Day 935 - Reading: Virtue or vice? - https://golifelog.com/posts/reading-virtue-or-vice-1690154915762

I love reading. I love books. I feel people in general could read more. People seem to stop reading altogether after they stop school, which is a shame.

But are books and reading really such a universal good that it can do no wrong?

Yes. Any virtue in excess, practised to extremes becomes vice.

Thrift in excess becomes cheapskate.
Reading in excess becomes intellectual vanity.

Reading in excess becomes intellectual vanity.

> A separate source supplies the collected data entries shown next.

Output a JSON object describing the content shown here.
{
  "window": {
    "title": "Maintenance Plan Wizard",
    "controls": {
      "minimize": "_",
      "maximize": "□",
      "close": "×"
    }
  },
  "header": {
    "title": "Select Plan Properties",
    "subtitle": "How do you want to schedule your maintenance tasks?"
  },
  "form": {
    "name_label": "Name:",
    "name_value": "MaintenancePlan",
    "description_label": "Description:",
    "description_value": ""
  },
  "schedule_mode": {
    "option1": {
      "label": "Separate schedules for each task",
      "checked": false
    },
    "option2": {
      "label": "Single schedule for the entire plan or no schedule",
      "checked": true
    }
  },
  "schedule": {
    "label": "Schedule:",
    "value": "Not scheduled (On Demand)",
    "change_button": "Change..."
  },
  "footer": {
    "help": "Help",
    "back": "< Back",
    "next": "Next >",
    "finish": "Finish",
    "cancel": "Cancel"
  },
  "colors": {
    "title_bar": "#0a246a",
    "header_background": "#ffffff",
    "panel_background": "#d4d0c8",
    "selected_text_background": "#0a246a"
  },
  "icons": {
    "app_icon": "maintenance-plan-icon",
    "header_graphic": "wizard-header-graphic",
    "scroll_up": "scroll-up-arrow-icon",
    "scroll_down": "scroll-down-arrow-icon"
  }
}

Like how this [tweet](https://twitter.com/levelsio/status/1682876856347815938) triggered a wave of counter comments why something as good as reading gets hate:

![](https://i.ibb.co/brMDfcB/Screen-Shot-2023-07-24-at-7-26-23-AM.png)

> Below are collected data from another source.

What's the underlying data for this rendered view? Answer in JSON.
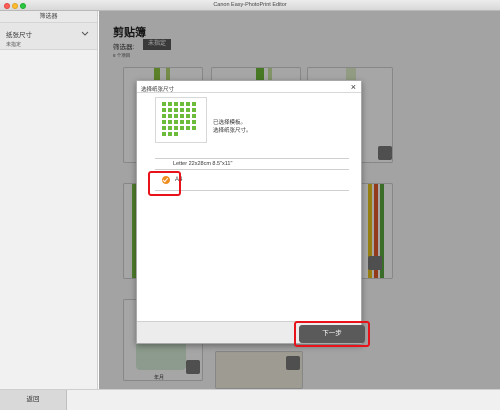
{
  "window": {
    "title": "Canon Easy-PhotoPrint Editor"
  },
  "sidebar": {
    "header": "筛选器",
    "filter": {
      "label": "纸张尺寸",
      "value": "未指定"
    }
  },
  "main": {
    "title": "剪贴簿",
    "filter_label": "筛选器:",
    "filter_badge": "未指定",
    "item_count": "8 个项目",
    "card_captions": [
      "年月"
    ]
  },
  "dialog": {
    "title": "选择纸张尺寸",
    "description_line1": "已选择模板。",
    "description_line2": "选择纸张尺寸。",
    "options": [
      {
        "label": "Letter 22x28cm 8.5\"x11\"",
        "selected": false
      },
      {
        "label": "A4",
        "selected": true
      }
    ],
    "next_button": "下一步"
  },
  "footer": {
    "back_button": "返回"
  },
  "colors": {
    "accent": "#f08c1e",
    "highlight": "#e8121a",
    "button": "#5a5a5a"
  }
}
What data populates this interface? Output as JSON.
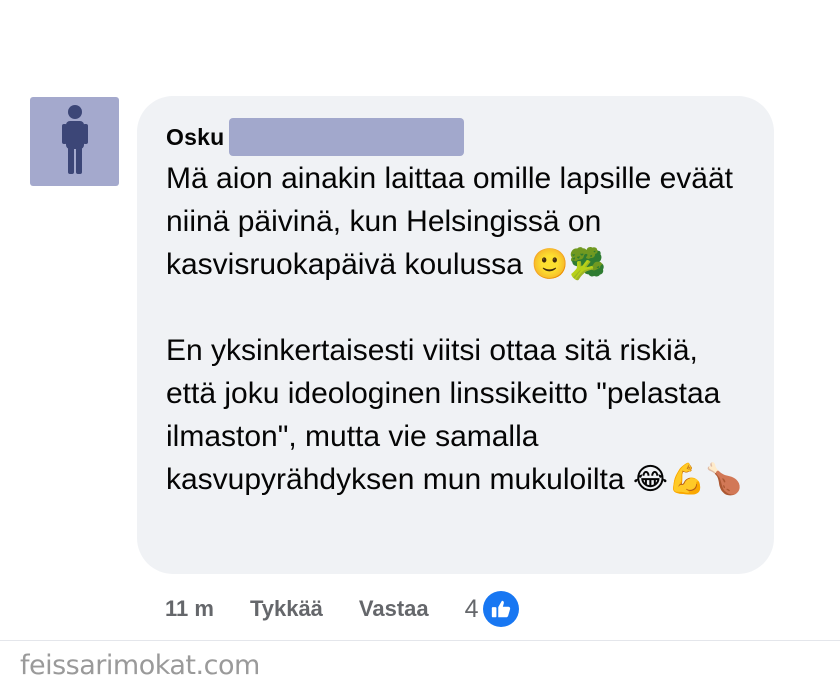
{
  "comment": {
    "author": "Osku",
    "paragraphs": [
      "Mä aion ainakin laittaa omille lapsille eväät niinä päivinä, kun Helsingissä on kasvisruokapäivä koulussa 🙂🥦",
      "En yksinkertaisesti viitsi ottaa sitä riskiä, että joku ideologinen linssikeitto \"pelastaa ilmaston\", mutta vie samalla kasvupyrähdyksen mun mukuloilta 😂💪🍗"
    ]
  },
  "actions": {
    "timestamp": "11 m",
    "like_label": "Tykkää",
    "reply_label": "Vastaa",
    "reaction_count": "4"
  },
  "watermark": "feissarimokat.com",
  "colors": {
    "bubble_bg": "#f0f2f5",
    "avatar_bg": "#a4a9cd",
    "redaction": "#a2a8cc",
    "meta_text": "#65676b",
    "like_blue": "#1877f2"
  },
  "icons": {
    "avatar": "person-silhouette-icon",
    "reaction": "thumbs-up-icon"
  }
}
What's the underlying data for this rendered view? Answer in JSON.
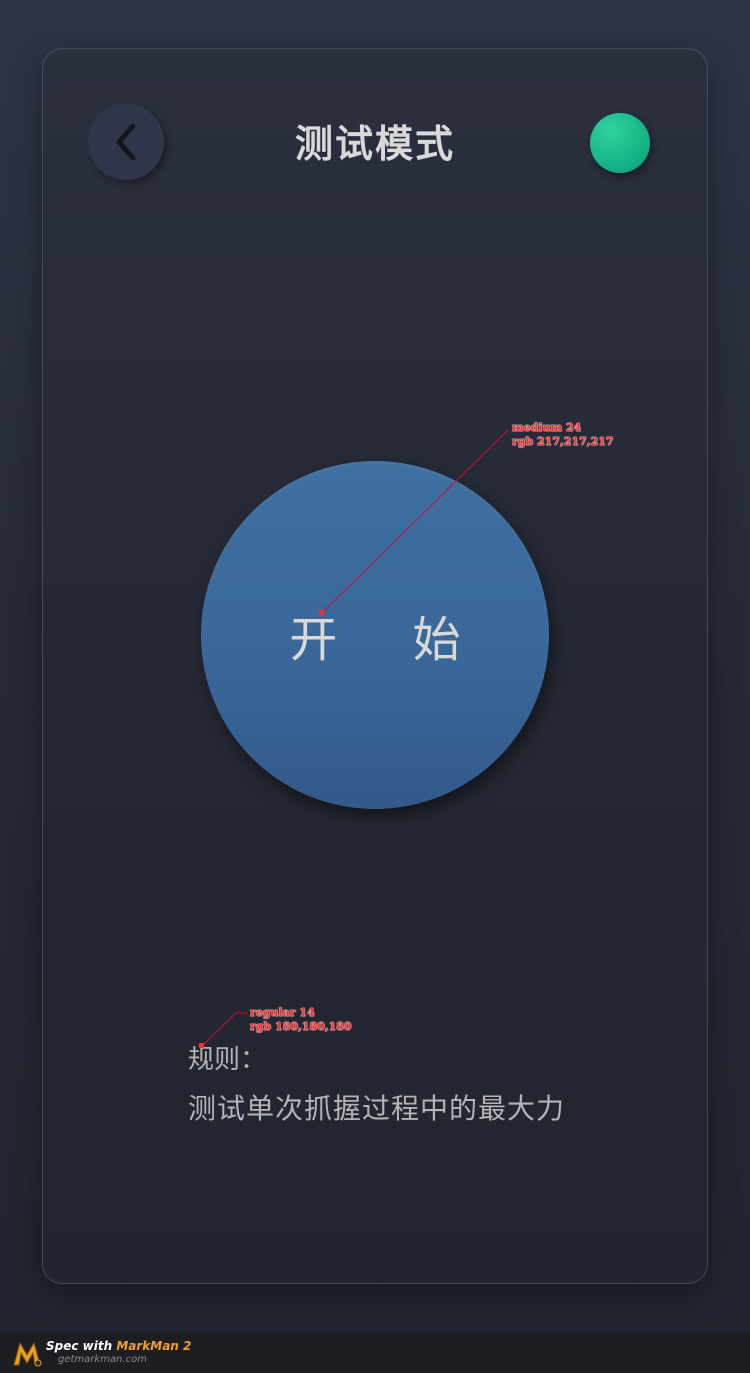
{
  "header": {
    "title": "测试模式",
    "back_icon": "chevron-left-icon",
    "status_color": "#16b487"
  },
  "main": {
    "start_label": "开 始",
    "start_button_color": "#3a679a"
  },
  "rules": {
    "title": "规则：",
    "text": "测试单次抓握过程中的最大力"
  },
  "annotations": {
    "start_font": "medium 24",
    "start_color": "rgb 217,217,217",
    "rules_font": "regular 14",
    "rules_color": "rgb 180,180,180"
  },
  "footer": {
    "spec_prefix": "Spec with ",
    "brand": "MarkMan 2",
    "url": "getmarkman.com"
  }
}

It's not hate for reading itself. It's how you use reading as a habit.

There's reading for practical application, for learning and chasing curiosity, for just the fun of it, and there's performative reading for vanity metrics, for the 'gram. Inferring from that photo, if you're reading 1 entrepreneur/productivity book per week for one year and defending that you're reading to apply it and learn, who are you kidding? How much can you apply from spending 1 book per week? The hard limit here is our time. How much time is left to apply all those lessons after reading *1 book per week*? Any application is likely superficial.

And let's face it: If you're reading those kind of (non-fiction) books, it's likely you're reading it to reach a goal. Maybe you want to be an entrepreneur. Maybe you have a goal to start a business, or if you started one, you're hoping to reach some level of profitability. Reading 1 book a week won't get you there.

Look, I'm all for reading. Like I said I love to read and I love books. If you read for fun, knock yourself out. But if you're reading to help you reach a goal like to be an entrepreneur, maybe like, apply some moderation instead?

Read a few good ones, apply it, and spend the rest of the time executing like hell. Then come back to reading and learning where you feel your knowledge falls short.

Entrepreneurship isn't an academic, theory-based vocation. It's a practitioner-/skills-based, pragmatic vocation.

Taking advice or reference from your business professors in a university ain't gonna cut it.